第38章 怀孕
沧笙柔声道:“这些日子,我一直在找办法,想将你身上的疼渡到我身上,只是找了许久也未找到。”
小七眼眶泛红:“你这又是何苦呢?”
沧笙道:“熏吴手里有一面昆仑镜,是她母后涅凤传给她的,上古十大神器之一,它有穿梭时空的魔力。”
小七问:“你要我去偷这面镜子?”
沧笙道:“没错,若是我找不到除去你身上疼痛的办法,那就干脆不洗了,我们去其他时空,这世间有千万条平行交错的时空,每个时空待个几十年,即便孟章想要找我们,也如同大海捞针。”
小七慢一拍的反应过来:“那不就是私奔?”
沧笙问:“你不愿意吗?”
小七心里乱得很:“我们若私奔了,我爹娘兄姐怎么办?”
沧笙道:“你先偷到昆仑镜,剩下的我来想办法。”
小七道:“你说的那上古神器,之前我在熏香殿的时候并未见过,想来熏吴是贴身藏着,这个要偷取可不容易。”
沧笙道:“旁人确实不容易,但你是她贴身婢女,总有机会。”
小七忽然觉得心好累:“那我试试,不和你说了,我先回房了。”
沧笙道:“好,我也修习一会儿功法。”
两日后,小七和姜阴一人扛着一袋行李,在宜山的“欢送”下,跟着碧瑶,一起去了东夷宫。
小七从前虽然经常在魔界乱逛,但从来也不敢靠近东夷宫,只偶尔站在山坡上,远远的观望一下。
魔界是个强者为王的地方,规矩较少,也不兴什么三宫六院,佳丽三千,历代魔君都是重修行轻女色,所以魔君后宫的女子非常少,一般也就一个魔后,两三个魔妃而已。

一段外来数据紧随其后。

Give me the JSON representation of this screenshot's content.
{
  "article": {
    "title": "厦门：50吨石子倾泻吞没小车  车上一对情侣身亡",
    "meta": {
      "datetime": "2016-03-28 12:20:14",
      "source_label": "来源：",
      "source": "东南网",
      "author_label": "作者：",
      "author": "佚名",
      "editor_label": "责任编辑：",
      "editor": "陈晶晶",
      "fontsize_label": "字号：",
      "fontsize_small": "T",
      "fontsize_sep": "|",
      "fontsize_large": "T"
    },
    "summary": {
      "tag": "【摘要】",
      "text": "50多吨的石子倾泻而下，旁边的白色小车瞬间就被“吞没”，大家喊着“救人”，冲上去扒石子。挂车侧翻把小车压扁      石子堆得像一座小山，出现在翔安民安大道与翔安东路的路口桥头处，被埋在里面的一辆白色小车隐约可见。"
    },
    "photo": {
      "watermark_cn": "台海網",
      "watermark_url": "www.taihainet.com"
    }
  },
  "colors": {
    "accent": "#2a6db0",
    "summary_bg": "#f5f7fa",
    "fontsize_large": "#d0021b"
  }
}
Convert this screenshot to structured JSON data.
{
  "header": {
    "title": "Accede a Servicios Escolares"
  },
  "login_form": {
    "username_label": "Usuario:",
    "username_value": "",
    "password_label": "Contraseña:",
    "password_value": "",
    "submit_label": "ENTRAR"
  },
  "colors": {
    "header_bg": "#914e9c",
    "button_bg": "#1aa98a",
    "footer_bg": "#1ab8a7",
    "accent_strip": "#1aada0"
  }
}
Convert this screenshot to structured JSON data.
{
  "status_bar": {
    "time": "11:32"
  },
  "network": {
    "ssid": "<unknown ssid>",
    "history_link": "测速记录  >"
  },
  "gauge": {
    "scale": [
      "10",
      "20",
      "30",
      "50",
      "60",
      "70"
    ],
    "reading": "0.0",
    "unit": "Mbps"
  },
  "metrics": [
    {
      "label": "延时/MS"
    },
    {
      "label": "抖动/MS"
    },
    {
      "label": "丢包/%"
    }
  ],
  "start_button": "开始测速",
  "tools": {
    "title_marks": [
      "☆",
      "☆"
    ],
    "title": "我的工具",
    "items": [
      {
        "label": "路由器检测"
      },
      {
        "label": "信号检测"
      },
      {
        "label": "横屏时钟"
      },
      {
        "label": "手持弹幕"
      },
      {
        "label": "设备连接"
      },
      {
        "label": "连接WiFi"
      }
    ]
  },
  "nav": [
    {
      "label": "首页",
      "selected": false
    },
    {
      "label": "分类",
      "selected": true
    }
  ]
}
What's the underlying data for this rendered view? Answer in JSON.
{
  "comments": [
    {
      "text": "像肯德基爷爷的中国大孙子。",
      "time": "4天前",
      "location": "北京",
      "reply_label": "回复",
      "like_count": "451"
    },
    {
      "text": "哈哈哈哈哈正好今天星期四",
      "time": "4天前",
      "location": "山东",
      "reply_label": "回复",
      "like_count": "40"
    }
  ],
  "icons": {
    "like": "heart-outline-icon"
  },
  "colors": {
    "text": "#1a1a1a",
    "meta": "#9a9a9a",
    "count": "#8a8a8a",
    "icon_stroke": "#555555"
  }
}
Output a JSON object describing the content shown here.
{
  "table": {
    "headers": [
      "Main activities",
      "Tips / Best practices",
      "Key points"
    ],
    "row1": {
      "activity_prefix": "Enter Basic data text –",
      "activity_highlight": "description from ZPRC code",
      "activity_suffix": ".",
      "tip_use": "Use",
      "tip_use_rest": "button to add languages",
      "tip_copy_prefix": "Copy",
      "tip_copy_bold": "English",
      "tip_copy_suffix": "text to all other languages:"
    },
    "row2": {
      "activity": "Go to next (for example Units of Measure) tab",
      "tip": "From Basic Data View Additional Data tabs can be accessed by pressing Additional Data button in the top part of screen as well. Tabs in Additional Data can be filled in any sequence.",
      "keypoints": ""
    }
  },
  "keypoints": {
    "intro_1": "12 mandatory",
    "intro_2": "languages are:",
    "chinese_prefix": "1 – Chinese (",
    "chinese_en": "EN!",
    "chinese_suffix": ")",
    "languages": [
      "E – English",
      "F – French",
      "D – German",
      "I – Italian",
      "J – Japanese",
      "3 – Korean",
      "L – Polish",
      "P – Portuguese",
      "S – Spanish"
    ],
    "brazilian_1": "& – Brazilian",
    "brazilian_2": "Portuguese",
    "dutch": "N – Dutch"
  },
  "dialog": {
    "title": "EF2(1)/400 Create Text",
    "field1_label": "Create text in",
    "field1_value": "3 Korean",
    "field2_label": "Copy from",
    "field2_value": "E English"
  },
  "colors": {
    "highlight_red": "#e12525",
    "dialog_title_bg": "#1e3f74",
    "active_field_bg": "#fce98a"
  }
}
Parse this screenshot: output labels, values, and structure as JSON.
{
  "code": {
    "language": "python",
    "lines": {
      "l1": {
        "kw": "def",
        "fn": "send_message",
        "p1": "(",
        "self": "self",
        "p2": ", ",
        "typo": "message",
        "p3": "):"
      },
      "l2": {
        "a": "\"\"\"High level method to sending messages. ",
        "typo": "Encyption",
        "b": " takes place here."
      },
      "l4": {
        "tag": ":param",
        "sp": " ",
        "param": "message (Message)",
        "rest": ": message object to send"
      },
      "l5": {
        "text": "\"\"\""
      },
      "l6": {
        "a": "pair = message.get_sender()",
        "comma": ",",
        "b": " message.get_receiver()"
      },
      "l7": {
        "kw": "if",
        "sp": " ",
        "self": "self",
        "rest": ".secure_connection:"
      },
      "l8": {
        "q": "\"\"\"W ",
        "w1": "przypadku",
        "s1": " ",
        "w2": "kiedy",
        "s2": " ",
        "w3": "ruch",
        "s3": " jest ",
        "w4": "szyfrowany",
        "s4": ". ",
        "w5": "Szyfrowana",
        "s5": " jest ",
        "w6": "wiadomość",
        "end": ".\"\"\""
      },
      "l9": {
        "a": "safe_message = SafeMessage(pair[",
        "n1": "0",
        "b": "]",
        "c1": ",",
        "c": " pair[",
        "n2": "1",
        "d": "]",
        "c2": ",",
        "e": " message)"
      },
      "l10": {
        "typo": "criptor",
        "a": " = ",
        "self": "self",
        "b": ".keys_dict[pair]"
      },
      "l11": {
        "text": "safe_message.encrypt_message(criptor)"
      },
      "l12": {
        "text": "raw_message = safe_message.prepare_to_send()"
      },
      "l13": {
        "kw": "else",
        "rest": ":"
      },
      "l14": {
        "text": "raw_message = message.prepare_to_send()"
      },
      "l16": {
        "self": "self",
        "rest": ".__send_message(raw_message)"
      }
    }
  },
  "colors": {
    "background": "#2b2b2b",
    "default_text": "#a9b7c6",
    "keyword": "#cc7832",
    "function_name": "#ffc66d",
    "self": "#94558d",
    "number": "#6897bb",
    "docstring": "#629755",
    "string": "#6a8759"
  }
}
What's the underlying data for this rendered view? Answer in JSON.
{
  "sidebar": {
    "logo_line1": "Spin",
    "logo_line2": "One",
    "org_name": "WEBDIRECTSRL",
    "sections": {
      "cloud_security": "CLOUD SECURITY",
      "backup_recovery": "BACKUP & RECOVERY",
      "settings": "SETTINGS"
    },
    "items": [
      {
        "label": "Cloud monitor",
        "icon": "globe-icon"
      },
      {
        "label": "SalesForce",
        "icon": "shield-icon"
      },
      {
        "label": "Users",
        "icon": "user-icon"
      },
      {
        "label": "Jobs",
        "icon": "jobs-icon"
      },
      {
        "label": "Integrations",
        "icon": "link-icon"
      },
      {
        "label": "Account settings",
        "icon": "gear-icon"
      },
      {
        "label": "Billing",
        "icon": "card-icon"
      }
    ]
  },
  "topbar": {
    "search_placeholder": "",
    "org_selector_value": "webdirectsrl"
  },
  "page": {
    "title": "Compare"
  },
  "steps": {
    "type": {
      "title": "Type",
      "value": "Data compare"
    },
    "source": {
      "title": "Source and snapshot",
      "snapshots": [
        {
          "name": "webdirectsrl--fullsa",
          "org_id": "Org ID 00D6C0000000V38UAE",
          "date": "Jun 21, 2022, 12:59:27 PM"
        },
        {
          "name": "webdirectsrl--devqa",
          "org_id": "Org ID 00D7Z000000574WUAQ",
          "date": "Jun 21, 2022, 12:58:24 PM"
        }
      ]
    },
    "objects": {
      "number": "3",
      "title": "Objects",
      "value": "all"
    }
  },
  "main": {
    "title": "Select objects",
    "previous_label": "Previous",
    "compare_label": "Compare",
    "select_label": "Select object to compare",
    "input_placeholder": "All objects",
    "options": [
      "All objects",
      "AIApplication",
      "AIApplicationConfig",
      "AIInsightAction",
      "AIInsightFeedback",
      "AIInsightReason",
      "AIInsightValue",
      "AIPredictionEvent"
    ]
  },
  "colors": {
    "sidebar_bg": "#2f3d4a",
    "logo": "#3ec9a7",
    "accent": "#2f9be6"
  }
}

东夷宫虽巍峨耸立,但宫殿不多,占地也不广,并不比破面国的王宫大多少。
碧瑶因是奴婢,不能走大门,只能从西面的一扇小门进入。
姜阴堪堪踏入宫墙之内,她脸上的障眼法瞬间被除去,露出她真实的五官容貌。
碧瑶吓了一跳,小七也震惊了,虽虽然沧笙说过东夷宫是魔界圣地,能消除一切的障眼法,但这威力也太强了吧!
姜阴还懵懂不知,不解碧瑶和小七为何都如此惊诧的看着她?
小七看着姜阴圆嘟嘟的脸盘,扁扁塌塌的鼻梁,细细小小的眼睛,心里有些微的难受,她强扯了个笑,极不正经的在她脸上捏了一把:“你肌肤白白嫩嫩的,就像是剥了壳的鸡蛋,真好。”
姜阴摸了摸自己的脸,一脸不能置信地看着小七:“什什么意思?你你能看到我真容?”
碧瑶怀着敬畏的心重新环顾了眼东夷宫:“早就听说东夷宫能破解一切障眼法,原来是真的。”
“我我显露真容了?”姜阴摸着自己的脸,紧张的心脏都要跳出嗓子眼了。
小七夸赞道:“嗯,白白嫩嫩的,很可爱。”
姜阴连忙拿出行囊里镜子,去照自己的脸:“我我”
这脸除了丑还是丑
小七忙道:“都说一白遮三丑,你肌肤这么白,已经好过许多人了,眼睛稍稍小点没关系,看着还有神呢!”
姜阴对着镜子左照右照,虽有些沮丧,却还是自我安慰道:“你说的对,其实也不算太丑,比我大姐还是要好看些。”
小七用力点头:“嗯,好看多了。”
姜阴耸耸肩:“反正容貌是上天给的,我们也没法子改变,就这样吧。”
小七打心底里庆幸她这个朋友是个大咧咧的性子,碧瑶催促道:“我们赶紧走吧,别让公主等急了。”
姜阴忙将镜子放回行囊,跟着碧瑶小七一起往宫殿深处走去。
熏吴住的凤仪殿是历代魔后居住的宫殿,当年蒲牢是魔君时,这座宫殿原是熏吴和她的母后涅凤居住,据说涅凤在三千年前的一场天谴中应劫而死,那之后蒲牢再无续娶,偌大的东夷宫,也只有蒲牢和熏吴两人居住。
凤仪殿内,熏吴正在内殿拨弹箜篌,碧瑶带着小七和姜阴站在外殿等候。
小七不善音律,听不出熏吴弹得是什么曲子,但曲音寂缪,给人一种孤独无助之感。
一曲终了,黑罗请她们三人进去,碧瑶领着她们二人对熏吴行了礼。
许久未见,熏吴肉眼可见的憔悴了下来,脸色难看,一双美目,十分无神,但见了小七,她还是勉强的笑了笑:“小七来了,快起来吧。”
她们三人一起站了起来,但仍微弓着身子以示卑微,熏吴的目光在姜阴的脸上停留了半刻,先是疑惑,略一思索,立刻明白了过来。
“黑罗,你带着姜阴先下去,本宫有话和小七她们说。”熏吴对黑罗吩咐道。
姜阴将头压得更低,然后跟着黑罗先退了出去。
待殿里只剩小七母女和熏吴时,熏吴才幽幽开口道:“小七,本宫如今危如累卵,你可愿相助?”
小七立刻跪下磕头:“小七惶恐。”
碧瑶也跟着跪了下来。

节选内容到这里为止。